An Open Letter to the Department of War and Congress
An open letter warns the Department of War's punitive action against Anthropic sets a dangerous precedent for all US tech firms.
A coalition of technology industry leaders has published an open letter urging the Department of War and Congress to reverse course on its punitive action against AI company Anthropic. The letter, which is actively seeking signatures from tech founders, engineers, and investors, centers on the DoW's unprecedented decision to designate Anthropic a "supply chain risk" after the company declined to accept changes to a government contract. This label effectively blacklists Anthropic, prohibiting any U.S. military contractor or partner from conducting commercial activity with the AI lab. The signatories argue this move dangerously conflates a domestic commercial dispute with national security threats typically associated with foreign adversaries, undermining the principles of free enterprise and contract law that underpin American technological leadership.
The letter's core contention is that the government's action establishes a perilous precedent, signaling to all technology companies that they must accept any government contract terms or face severe retaliation. This, the authors state, is antithetical to U.S. national security interests, which are best served by a competitive, innovative, and legally secure private sector. The call to action is twofold: first, for the Department of War to withdraw the supply chain risk designation and resolve the dispute through normal commercial channels; and second, for Congress to examine whether the use of such extraordinary authorities against a domestic AI company is appropriate. The letter represents a significant mobilization of the tech industry to defend commercial norms against what it perceives as governmental overreach in the strategically critical field of artificial intelligence.

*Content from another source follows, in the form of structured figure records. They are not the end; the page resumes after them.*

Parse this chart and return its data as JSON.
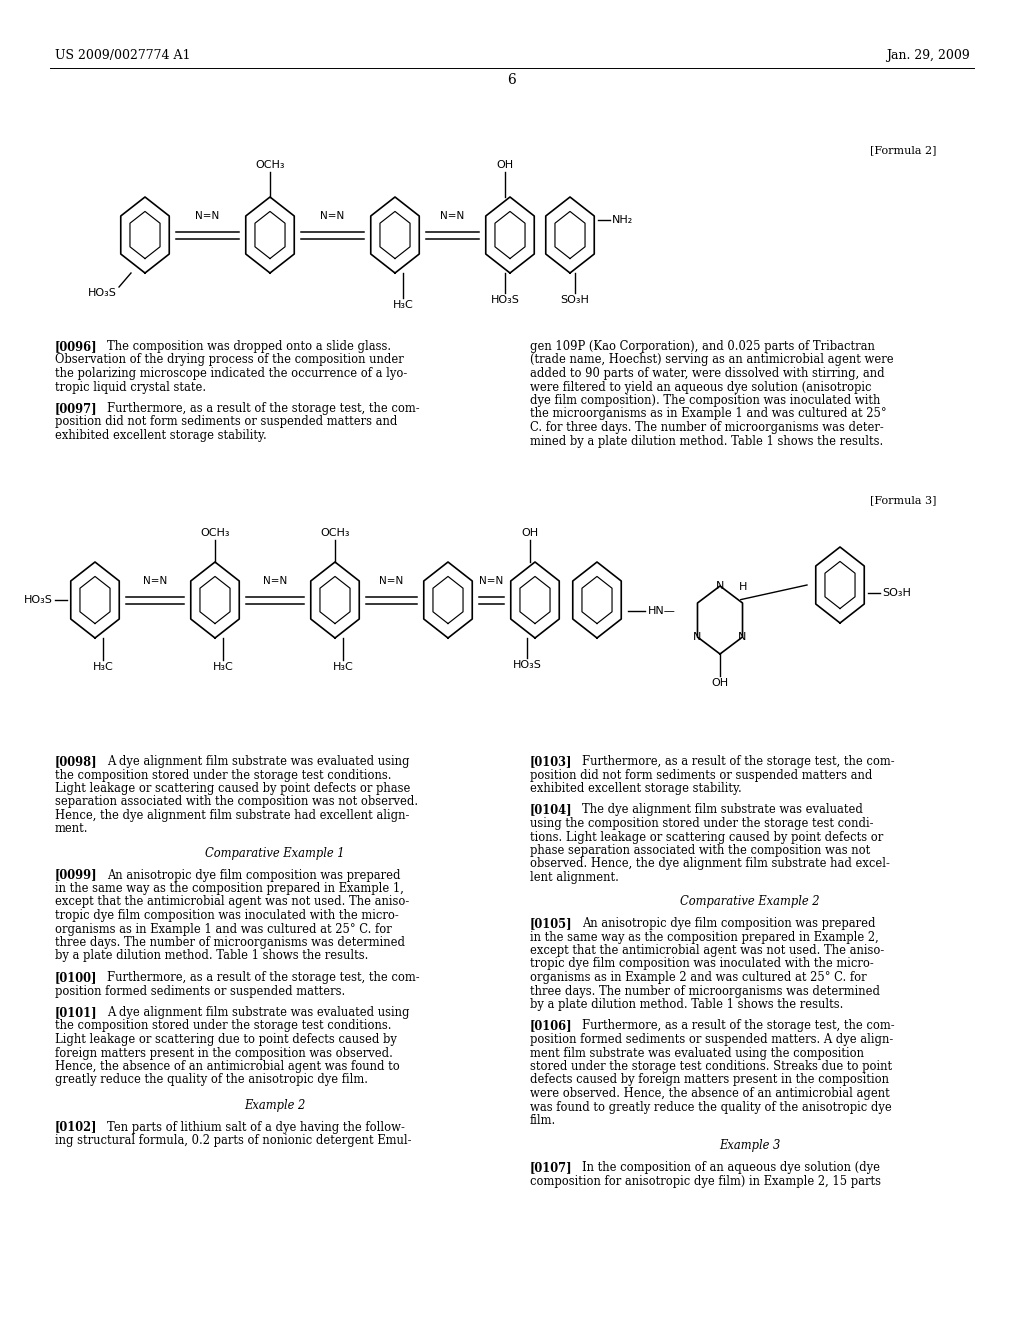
{
  "background_color": "#ffffff",
  "page_header_left": "US 2009/0027774 A1",
  "page_header_right": "Jan. 29, 2009",
  "page_number": "6",
  "formula2_label": "[Formula 2]",
  "formula3_label": "[Formula 3]",
  "fig_width": 10.24,
  "fig_height": 13.2,
  "dpi": 100
}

- The Department of War labeled Anthropic a "supply chain risk," a tag usually for foreign foes, after a contract dispute.
- The designation bans any U.S. military contractor or partner from doing business with the AI company, effectively a commercial blacklist.
- Signatories argue this sets a dangerous precedent, forcing tech companies to accept any government terms or face retaliation.
Why It Matters
This case tests the boundaries of government power over private AI firms and could chill innovation by introducing significant contractual risk.